Now, it has matched 2 items, so I have got a good query for matching that.

I could be more specific and say I don't want anything underneath this, I want specifically underneath it β€” ul.todo-list > li

# Finding CSS Selectors – Path Queries

To demonstrate the path queries, I'm going to select the β€œdestroy” button.

So, I'm going to say, "Find the unordered to-do list and find me a button that has a destroy class." β€” ul.todo-list button.destroy

There we go. It has found 2 of those.

If I say find me an unordered to-do list and immediately below that, find a destroy button β€” ul.todo-list > button.destroy β€” it won't find it because this has an unordered to-do list followed by a list item, followed by a div, followed by the button.

I would have to say, followed by a list item, followed by a div in order to match it β€” ul.todo-list > li > div > button.destroy

If I want to just match a β€œdestroy” button anywhere under the unordered list, I just don't put in the greater than signs, and that is probably as much as you need, except the nth-child, which we saw earlier on.

# Finding CSS Selectors – :nth-child(1)

If I say unordered list, if I need the list items, got 2, and I want the first one, and I will say, "Call on nth child," and this is one, starts at 1 β€” ul.todo-list li:nth-child(1)

Indexing for nth-child

Very often things are 0 indexed in computing, but the nth child is 1 index. So, 1, will find the first one, 2 we'll find the second one.

Now, I can specifically choose items on the screen, and that's all the CSS selectors we're going to need to use to automate this.



By Id, with a hash [#]. By class, with a dot [.]. By tag, which is just the tag name (ul, li, input button, that kind of thing).

And the path selectors, we can do immediately below with the greater than sign [>]. Or we can do anywhere underneath just with a space and the nth-child pseudo class for finding particular items in a list.

# Optimizing CSS Selectors Through Practice

The challenge when you start out is learning how to optimize these CSS selectors, because very often we're going to use the Copy to help us.



So this [Copy selector] is going to copy a selector, and we get something that isn't specifically optimum.

We're going to have to learn how to read this and say, "I just want to start at the unordered list, and I want it to make sure it's the todo-list," so I'm going to select with the class. And we're going to have to just learn how to do that through practice, because we want to get the smallest CSS selector that matches as specific as we can in order to make our automated execution robust.

Things to practice are doing an Inspect on the screen and trying to figure out a CSS selector that will match the item that you have selected on. That will stand you in good stead going forward, but I'm going to show you examples of all the CSS selectors we're going to use as we go through the course.

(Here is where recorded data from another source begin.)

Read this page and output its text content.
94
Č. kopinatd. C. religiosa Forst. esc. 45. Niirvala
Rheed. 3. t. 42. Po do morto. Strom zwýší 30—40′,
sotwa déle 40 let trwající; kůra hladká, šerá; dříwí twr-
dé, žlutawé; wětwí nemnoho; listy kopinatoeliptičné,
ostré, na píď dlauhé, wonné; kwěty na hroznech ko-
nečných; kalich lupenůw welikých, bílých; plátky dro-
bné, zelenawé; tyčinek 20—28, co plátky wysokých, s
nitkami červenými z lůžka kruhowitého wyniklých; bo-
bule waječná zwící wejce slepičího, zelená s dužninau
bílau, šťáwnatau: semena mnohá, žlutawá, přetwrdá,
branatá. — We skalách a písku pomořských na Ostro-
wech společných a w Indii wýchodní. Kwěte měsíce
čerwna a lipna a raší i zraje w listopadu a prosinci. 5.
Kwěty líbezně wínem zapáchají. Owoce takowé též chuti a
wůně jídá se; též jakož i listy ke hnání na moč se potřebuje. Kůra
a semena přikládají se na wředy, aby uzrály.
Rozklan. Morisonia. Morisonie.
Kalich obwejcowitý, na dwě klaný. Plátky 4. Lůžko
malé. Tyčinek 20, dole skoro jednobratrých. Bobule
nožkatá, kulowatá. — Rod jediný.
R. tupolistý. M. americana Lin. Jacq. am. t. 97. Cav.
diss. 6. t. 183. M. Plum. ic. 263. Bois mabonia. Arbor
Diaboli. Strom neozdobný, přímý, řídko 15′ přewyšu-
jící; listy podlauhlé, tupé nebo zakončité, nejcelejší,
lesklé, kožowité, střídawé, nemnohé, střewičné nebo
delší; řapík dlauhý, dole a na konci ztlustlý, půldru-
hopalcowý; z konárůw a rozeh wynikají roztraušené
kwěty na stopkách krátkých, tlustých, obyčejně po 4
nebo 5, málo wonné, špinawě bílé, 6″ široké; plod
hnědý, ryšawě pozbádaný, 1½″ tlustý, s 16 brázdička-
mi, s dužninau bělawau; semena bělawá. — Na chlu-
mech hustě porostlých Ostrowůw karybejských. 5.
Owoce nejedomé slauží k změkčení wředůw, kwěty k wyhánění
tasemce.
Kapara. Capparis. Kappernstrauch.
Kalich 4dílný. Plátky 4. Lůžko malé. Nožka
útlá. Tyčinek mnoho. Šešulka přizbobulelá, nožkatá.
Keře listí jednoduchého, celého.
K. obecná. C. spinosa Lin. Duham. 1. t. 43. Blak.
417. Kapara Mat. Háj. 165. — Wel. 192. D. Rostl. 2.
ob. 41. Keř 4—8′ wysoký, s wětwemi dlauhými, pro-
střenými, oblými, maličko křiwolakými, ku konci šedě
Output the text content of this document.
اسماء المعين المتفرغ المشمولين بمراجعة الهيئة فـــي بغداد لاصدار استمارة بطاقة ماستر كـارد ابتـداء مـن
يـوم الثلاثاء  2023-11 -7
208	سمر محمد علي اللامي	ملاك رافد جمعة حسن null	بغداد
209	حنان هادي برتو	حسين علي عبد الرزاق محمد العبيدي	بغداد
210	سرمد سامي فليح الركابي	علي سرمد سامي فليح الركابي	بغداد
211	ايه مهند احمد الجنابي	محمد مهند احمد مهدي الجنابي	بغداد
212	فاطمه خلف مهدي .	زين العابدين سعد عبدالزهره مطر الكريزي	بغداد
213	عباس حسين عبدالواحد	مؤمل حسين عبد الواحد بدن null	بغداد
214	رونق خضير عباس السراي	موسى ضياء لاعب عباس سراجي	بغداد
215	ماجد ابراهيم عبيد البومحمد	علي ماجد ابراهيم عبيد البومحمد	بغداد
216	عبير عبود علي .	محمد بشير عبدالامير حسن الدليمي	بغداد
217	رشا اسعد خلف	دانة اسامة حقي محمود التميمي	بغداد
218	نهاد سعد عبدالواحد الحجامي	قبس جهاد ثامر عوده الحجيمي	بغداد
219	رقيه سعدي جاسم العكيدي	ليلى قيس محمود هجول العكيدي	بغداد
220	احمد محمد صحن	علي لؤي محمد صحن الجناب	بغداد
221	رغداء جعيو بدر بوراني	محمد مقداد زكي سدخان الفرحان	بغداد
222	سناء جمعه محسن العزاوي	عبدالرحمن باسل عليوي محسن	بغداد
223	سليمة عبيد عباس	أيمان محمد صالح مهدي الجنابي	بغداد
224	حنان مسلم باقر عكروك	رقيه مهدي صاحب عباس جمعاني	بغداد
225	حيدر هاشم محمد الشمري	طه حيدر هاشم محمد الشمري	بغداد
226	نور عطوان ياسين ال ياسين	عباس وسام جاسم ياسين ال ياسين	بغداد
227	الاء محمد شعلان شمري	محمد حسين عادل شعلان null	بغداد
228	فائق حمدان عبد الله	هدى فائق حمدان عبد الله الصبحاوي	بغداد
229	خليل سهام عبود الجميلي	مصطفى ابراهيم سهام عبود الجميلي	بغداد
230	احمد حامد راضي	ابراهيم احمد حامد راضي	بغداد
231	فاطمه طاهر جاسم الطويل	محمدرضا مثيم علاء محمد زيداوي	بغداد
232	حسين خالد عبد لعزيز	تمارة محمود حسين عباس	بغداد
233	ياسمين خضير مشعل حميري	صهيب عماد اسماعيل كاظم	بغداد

One advantage of practicing this way and experimenting with the application in the DOM is that when we do web automated execution being able to construct good CSS selectors is massively important.

This is a skill that will help you out when you're doing automated execution through WebDriver or other tools, or just navigating the web and you just want to try and find something on the screen that you can't find, being able to do very specific CSS selectors, not just β€œfind by text β€œin the page will help you out in the real world.